Advanced magnetic separation systems significantly improve metal recovery from complex and contaminated waste streams, including post-shredder residue (PSR), end-of-life vehicle (ELV) shred, WEEE, and municipal solid waste.

They reduce contamination, minimise material loss, and increase the purity of recovered non-ferrous metals and magnetic minerals. Technologies such as eddy current separators, drum magnetic separators, and fluidised bed separators ensure that valuable metals are extracted efficiently, even from fine or mixed materials.

By increasing volume and reducing manual handling, these systems help recycling plants become more efficient, sustainable, and profitable. Cleaner outputs also achieve higher resale values when sold to smelters or metal processors

A quick way to identify a non-ferrous metal is to test it with a magnet. Non-ferrous metals, including aluminium, copper, brass, and zinc, are non-magnetic, meaning they won’t be attracted to standard magnetic separators like drum magnets or over-band magnets.

SandFlo™ is a fluidised bed separator designed for precise density-based separation of light non-ferrous metals such as aluminium, magnesium, and printed circuit boards (PCBs) from heavier metals like copper, brass, lead, zinc, and silver. It’s particularly effective for applications where materials of similar size but different density need to be separated, for example, floating PCB fragments off aluminium.

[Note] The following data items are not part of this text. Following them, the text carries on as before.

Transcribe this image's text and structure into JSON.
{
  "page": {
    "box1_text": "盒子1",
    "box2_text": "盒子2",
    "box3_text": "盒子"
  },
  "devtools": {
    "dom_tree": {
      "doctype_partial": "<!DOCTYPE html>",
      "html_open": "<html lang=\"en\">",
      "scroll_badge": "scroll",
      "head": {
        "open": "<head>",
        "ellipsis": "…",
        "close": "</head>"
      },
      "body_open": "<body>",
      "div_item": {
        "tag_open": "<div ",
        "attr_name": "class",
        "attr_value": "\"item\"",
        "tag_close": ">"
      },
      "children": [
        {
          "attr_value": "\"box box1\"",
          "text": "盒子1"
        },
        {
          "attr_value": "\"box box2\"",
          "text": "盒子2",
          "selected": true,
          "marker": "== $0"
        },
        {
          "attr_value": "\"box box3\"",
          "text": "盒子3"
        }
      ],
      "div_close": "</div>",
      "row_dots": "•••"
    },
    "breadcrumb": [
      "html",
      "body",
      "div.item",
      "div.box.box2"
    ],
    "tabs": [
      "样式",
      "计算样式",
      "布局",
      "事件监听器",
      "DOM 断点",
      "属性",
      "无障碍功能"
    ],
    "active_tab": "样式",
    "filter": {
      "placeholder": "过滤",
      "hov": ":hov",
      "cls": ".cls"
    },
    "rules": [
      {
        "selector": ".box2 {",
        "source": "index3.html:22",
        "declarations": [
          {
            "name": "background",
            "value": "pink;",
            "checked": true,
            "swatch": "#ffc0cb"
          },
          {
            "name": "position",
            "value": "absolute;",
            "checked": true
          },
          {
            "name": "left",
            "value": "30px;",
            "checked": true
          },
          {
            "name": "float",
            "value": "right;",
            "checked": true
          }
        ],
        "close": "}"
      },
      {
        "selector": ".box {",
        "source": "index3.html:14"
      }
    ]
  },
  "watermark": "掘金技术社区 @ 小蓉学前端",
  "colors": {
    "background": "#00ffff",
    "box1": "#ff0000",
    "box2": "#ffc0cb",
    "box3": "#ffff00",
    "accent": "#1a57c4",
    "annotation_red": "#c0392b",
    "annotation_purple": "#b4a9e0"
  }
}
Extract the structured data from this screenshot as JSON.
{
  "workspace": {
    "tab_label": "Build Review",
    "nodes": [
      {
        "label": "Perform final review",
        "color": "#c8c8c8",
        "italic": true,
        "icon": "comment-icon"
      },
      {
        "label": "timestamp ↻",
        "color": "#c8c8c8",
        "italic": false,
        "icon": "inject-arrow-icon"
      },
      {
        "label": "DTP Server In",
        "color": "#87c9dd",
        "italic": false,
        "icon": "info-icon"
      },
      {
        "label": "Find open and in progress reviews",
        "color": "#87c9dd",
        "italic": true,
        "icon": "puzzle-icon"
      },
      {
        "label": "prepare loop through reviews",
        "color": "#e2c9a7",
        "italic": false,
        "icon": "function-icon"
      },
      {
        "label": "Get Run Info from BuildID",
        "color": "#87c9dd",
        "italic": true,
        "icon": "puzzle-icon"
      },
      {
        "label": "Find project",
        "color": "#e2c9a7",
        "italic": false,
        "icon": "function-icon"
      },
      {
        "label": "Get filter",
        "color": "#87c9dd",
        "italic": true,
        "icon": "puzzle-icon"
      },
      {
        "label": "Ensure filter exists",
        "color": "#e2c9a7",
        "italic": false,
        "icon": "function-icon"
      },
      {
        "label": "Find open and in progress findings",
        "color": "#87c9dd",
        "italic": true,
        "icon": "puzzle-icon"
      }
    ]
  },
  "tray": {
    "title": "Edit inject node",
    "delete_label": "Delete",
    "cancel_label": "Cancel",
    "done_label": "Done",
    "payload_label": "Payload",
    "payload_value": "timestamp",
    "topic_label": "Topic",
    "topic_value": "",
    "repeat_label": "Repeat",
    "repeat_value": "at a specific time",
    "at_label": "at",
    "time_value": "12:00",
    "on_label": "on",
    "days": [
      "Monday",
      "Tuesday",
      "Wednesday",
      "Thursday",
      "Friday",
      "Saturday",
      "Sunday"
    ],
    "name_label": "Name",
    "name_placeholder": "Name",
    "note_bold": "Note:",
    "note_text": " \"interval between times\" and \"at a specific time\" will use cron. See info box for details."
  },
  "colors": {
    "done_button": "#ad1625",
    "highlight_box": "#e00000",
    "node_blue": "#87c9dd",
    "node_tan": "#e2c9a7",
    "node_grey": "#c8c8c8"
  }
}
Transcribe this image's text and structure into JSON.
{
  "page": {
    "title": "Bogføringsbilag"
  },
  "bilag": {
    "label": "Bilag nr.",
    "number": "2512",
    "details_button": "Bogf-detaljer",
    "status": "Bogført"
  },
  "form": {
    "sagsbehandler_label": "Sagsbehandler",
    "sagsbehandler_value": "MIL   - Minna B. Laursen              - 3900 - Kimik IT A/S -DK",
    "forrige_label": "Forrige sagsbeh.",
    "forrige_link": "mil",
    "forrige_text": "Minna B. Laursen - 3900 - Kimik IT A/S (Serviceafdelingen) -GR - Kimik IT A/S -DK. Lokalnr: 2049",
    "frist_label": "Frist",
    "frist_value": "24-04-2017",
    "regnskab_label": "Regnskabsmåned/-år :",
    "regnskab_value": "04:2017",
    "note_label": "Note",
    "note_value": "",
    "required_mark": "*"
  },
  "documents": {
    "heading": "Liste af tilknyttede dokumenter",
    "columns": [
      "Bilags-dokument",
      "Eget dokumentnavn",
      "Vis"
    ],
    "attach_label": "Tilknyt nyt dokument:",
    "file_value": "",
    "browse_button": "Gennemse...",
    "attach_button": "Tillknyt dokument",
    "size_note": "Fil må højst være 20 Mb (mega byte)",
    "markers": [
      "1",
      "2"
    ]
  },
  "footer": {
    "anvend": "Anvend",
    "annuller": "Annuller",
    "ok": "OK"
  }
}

MagThro™, is a throughput eddy current separator designed for robust non-ferrous metal separation from mixed waste streams. It performs exceptionally well on shredded electronics (WEEE), drinks cans, automotive scrap, and municipal waste. The system uses high-strength Neodymium magnets to cleanly separate valuable materials like aluminium and brass from non-metallic components such as plastic, timber, and rubber, supporting efficient, large-scale metal recovery.

We take a consultative, engineering-led approach to ensure each solution is tailored to the customer’s material stream, site layout, and commercial objectives. Our process typically includes:

• Identifying the type of material being processed (e.g. WEEE, post-shredder residue, construction or municipal waste)
• Establishing expected throughput volumes and target metal recovery outcomes
• Reviewing any existing metal separation equipment on site
• Requesting representative samples for test processing
• Carrying out a site evaluation and layout survey

From this, we can recommend the best combination of ferrous and non-ferrous metal separation technologies, including eddy current separators, fluidised bed separators, and magnetic separation systems, to maximise recovery and efficiency.

We also offer tailored system design with optional accessories such as vibrating feeders, shakers, and cascade separation systems. Following the layout survey, we can provide 3D visuals of the proposed setup to help customers visualise how the equipment will integrate into their operations.

In the rare event of equipment failure, we offer fast and dependable support to minimise downtime:

• Immediate telephone support from our experienced technical team
• Same-day or next-day dispatch of replacement parts from stock
• Access to trained technicians for onsite repairs or remote diagnostics
• Global shipping through trusted worldwide carrier services
• Ongoing support to maintain the performance of your metal recovery system

Our goal is to ensure your eddy current separator, fluidised bed separator, or other equipment is back up and running with minimal disruption to your operation.